Libya has been split between rival camps based in Tripoli and the east since 2014, a result of the divisions that surfaced when Muammar Gaddafi was overthrown in a NATO-backed uprising three years earlier.

The eastern-based Libyan National Army (LNA) force, led by Khalifa Haftar, launched an offensive in April for control of the capital and has been battling forces aligned with the Tripoli government.

Libya’s U.N.-backed Government of National Accord, based in Tripoli, said the Libyan Airlines Flight had 105 passengers on board.

Its transportation ministry condemned the stoppage as “unprofessional and incompatible with the terms and laws of international civil aviation.”

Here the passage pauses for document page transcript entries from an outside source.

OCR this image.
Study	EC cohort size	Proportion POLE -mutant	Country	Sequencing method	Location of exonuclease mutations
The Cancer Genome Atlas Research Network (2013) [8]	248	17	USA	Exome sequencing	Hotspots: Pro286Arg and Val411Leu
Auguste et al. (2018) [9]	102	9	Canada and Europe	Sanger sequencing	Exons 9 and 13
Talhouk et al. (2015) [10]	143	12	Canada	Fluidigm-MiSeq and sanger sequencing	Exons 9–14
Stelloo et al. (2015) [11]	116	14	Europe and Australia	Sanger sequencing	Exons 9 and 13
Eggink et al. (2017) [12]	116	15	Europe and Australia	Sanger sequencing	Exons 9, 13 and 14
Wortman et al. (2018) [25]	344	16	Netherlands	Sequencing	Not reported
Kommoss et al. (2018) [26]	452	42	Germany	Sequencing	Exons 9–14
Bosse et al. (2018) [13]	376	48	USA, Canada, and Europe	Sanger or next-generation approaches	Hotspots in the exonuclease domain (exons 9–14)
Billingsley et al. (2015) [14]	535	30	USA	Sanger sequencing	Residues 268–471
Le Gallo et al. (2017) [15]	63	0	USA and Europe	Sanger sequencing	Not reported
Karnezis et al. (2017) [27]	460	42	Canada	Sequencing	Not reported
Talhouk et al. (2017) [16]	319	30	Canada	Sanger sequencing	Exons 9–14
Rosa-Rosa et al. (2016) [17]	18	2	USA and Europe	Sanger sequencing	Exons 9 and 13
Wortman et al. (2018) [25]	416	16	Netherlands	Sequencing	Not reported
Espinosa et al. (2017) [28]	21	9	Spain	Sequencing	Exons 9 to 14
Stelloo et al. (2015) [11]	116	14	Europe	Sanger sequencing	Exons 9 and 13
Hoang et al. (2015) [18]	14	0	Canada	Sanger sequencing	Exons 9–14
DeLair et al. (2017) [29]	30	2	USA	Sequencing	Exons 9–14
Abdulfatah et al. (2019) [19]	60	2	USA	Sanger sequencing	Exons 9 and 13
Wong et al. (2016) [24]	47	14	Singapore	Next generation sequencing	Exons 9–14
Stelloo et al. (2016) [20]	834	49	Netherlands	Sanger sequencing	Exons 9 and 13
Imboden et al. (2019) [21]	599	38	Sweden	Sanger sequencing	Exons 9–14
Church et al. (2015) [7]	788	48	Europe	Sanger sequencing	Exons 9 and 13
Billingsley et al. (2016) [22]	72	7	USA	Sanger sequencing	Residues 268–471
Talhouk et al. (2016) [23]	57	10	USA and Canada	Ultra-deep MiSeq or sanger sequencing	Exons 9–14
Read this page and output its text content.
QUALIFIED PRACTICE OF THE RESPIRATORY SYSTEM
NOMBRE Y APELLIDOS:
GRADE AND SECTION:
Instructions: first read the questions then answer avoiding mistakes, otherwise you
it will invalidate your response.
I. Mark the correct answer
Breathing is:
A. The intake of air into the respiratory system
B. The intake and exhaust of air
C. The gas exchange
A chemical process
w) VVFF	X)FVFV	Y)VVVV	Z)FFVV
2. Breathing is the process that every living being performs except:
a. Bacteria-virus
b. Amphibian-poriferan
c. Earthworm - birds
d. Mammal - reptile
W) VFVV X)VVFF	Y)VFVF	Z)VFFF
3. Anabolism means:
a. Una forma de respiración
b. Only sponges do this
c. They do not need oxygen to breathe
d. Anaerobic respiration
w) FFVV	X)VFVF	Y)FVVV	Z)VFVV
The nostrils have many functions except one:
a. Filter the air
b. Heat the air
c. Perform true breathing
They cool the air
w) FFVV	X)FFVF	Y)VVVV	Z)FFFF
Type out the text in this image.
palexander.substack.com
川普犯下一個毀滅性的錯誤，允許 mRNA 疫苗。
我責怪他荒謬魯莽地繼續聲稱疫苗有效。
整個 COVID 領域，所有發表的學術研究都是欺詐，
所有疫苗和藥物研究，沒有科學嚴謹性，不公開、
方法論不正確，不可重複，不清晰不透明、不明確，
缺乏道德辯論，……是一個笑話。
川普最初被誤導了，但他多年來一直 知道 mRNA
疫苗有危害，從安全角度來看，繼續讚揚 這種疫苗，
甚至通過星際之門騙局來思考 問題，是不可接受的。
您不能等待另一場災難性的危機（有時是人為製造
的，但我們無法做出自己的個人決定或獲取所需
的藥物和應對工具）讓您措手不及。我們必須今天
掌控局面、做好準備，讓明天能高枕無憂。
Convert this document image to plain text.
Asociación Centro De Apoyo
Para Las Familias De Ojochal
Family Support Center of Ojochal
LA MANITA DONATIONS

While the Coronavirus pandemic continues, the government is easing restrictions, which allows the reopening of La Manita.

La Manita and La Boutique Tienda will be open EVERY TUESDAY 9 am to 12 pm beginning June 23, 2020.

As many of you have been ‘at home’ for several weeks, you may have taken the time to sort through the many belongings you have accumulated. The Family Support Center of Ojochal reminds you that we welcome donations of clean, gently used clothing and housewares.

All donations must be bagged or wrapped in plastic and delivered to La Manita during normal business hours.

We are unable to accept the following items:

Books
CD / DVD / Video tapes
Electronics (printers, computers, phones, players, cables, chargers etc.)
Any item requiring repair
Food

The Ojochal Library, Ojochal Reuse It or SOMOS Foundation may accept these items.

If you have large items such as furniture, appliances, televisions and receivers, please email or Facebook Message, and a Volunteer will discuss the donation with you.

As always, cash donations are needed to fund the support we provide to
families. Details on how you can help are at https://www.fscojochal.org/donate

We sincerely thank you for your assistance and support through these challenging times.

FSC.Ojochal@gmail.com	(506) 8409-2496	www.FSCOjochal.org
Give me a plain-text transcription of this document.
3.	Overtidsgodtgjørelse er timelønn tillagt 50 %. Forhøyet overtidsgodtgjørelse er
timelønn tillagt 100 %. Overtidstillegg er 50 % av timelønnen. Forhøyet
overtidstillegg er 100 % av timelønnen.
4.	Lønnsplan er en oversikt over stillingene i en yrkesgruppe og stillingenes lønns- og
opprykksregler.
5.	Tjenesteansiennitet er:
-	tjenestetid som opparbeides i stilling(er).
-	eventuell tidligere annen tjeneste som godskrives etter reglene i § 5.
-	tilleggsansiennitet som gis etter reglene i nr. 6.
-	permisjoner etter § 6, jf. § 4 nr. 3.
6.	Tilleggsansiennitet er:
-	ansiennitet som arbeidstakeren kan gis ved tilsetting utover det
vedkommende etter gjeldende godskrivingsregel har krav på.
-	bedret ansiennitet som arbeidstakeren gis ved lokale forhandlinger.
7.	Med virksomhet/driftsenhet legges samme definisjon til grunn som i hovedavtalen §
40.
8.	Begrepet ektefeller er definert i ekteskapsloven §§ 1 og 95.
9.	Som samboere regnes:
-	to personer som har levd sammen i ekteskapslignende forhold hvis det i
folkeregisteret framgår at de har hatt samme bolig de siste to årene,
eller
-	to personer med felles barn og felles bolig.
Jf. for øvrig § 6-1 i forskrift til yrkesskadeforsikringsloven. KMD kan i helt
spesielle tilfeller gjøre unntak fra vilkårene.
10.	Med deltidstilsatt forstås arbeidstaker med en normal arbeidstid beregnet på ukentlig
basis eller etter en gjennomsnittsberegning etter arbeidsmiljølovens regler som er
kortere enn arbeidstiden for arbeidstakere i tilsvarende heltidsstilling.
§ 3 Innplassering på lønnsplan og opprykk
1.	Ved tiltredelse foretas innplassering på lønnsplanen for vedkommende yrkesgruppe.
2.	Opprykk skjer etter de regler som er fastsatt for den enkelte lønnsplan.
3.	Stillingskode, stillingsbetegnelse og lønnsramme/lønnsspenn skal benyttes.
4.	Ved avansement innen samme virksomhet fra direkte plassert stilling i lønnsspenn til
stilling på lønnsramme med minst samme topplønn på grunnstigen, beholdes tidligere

The stoppage delayed flights and inconvenienced passengers, most of them patients and elderly people who were going abroad for treatment, the ministry added.

Mitiga, Tripoli’s only civilian airport, has been closed to flights since the beginning of September after it was hit by air strikes and shelling, though officials say it will reopen soon. Flights have been redirected from Mitiga to Misrata.